Part of Saudia Arabia’s 41 GW timeline emerges

23. November 2012 | Markets & Trends, Global PV markets, Applications & Installations | By:  Jonathan Gifford

Since May of this year Saudi Arabian plans to install 41 GW of solar capacity by 2032 have been known. Details are beginning to emerge as to how these plans will be built out.

Part of the Saudi skyline.

The first stage of the 16 GW of photovoltaics planned by Saudi Arabia's rulers has been announced.

Energy strategies to replace some of the oil being used for electricity generation in the MENA region have been picking up pace in recent months. In the latest move, Bloomberg has reported that Saudi Arabia has announced a timeline for the first of its 41 GW of solar projects planned.

According to Bloomberg, Khalid al-Suliman, the vice president and the King Abdullah City for Atomic and Renewable Energy has told the Saudi Press Agency that the first solar project will begin construction in early next year, and will be completed in 2015. The project’s construction will begin once official approval is received.

The 41 GW of solar Saudia Arabia plans would require US$109 billion in investment. 16 GW is planned to be photovoltaic plants, with the remainder CSP.

The case for a vast increase in photovoltaic capacity in the MENA region is becoming increasingly persuasive, as module and BOS costs continue to fall.

Head of the Fraunhofer ISE research institute Eicke Weber told pv magazine that the advantage of the situation in countries such as Saudia Arabia, is that no additional electricity storage is needed to see photovoltaics rolled out. "The Saudis could make billions of dollars in profit by replacing the oil burning electric power plants by PV," said Weber, "and the beauty is they can do this without even installing any additional storage or other items, because they have at the moment the power generation capacity based on oil."

Weber said that talks with energy developers in the country are becoming more interested in solar photovotlaics and increasingly "asking the right questions" about what needs to be done to ramp up capacity.

Manufacturers too are looking more closely at the MENA region.
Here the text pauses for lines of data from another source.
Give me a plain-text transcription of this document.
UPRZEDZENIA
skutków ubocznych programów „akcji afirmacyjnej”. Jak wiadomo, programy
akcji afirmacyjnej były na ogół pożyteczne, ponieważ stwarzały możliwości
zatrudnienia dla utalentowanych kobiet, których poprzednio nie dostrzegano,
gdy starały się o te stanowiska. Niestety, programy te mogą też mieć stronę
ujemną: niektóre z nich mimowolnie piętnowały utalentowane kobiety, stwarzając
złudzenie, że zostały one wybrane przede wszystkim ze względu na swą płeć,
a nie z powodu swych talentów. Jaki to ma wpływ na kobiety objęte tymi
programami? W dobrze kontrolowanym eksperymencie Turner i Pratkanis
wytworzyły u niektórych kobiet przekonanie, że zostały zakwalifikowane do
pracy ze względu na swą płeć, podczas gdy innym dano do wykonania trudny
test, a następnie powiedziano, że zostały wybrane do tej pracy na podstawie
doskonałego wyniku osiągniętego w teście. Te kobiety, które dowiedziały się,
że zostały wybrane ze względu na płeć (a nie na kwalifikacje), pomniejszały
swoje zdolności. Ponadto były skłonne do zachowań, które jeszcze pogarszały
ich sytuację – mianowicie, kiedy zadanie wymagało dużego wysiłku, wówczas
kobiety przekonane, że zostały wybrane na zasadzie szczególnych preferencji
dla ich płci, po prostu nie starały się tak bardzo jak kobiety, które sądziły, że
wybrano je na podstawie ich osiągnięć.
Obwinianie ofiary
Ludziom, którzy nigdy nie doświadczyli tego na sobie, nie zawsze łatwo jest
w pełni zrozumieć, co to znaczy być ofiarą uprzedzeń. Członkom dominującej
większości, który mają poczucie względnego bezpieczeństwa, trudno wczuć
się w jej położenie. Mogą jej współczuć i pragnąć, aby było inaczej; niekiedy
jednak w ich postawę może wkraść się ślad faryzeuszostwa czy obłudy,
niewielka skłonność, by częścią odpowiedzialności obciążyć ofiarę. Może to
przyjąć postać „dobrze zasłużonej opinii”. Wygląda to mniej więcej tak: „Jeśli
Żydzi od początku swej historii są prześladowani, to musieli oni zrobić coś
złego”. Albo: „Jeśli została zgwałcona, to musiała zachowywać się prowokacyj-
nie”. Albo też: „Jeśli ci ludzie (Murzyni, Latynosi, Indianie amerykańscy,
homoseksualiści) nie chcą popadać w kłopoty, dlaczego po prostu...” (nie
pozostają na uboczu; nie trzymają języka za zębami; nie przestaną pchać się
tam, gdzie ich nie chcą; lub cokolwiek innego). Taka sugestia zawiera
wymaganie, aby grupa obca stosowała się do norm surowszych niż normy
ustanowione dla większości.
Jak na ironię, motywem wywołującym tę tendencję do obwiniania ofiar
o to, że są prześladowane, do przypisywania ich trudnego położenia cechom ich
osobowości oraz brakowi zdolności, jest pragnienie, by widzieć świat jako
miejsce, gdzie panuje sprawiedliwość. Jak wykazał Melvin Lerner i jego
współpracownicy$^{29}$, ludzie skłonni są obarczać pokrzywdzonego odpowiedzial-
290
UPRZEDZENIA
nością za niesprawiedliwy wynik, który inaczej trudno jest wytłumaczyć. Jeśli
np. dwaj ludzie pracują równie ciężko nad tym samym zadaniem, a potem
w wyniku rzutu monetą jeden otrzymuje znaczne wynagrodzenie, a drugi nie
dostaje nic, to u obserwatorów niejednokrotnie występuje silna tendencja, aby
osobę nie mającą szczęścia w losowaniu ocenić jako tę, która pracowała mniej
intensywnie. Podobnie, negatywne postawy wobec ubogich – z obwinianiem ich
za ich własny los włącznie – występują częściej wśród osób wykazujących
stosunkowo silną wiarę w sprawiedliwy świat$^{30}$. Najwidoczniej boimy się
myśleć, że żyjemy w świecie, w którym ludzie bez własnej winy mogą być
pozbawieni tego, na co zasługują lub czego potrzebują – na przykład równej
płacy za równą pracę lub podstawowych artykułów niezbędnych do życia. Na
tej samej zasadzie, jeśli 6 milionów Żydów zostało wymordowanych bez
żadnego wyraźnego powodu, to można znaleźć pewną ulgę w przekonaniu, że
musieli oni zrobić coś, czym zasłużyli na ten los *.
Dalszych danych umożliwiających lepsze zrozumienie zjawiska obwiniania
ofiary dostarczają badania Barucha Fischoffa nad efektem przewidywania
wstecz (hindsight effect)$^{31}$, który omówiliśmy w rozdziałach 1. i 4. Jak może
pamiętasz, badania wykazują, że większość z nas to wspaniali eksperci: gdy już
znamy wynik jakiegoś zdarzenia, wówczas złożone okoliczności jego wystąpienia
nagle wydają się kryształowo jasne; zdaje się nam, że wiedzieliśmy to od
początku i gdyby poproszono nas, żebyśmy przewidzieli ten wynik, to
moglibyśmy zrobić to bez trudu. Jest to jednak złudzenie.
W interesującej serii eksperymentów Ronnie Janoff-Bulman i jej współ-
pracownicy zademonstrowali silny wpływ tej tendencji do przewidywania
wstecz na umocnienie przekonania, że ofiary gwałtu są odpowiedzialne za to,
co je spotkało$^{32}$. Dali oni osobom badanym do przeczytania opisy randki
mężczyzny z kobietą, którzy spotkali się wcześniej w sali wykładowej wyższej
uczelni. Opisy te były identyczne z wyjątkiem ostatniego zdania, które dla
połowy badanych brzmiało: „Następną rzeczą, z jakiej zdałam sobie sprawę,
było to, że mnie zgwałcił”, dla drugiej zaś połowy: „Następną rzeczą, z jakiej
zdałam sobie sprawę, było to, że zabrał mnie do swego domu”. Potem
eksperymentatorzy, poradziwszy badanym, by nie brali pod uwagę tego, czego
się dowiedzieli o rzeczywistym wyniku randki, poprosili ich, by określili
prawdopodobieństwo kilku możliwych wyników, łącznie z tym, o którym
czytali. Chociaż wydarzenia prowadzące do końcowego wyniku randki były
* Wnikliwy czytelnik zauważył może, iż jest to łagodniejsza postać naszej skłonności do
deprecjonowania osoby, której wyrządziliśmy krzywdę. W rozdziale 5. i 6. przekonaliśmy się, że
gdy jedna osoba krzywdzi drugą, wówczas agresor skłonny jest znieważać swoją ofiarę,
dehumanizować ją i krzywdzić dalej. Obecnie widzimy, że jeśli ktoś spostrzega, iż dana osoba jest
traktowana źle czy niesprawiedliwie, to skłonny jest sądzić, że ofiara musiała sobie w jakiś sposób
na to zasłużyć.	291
Global glass giant Saint Gobain announced last month that it has plans to develop a CIGS module facility in Saudia Arabia. Avancis technology would be used in the fab. First Solar has also had success in the region, only days after the Saint Gobain announcement, it announced that it had been selected to build out the first 13 MW stage of the 1 GW Mohammed Bin Rashid Al Maktoum power plant, planned for Dubai.

Solarpraxis AG held its "Solar Industry Summit - Middle East 2012," on November 14 in Dubai.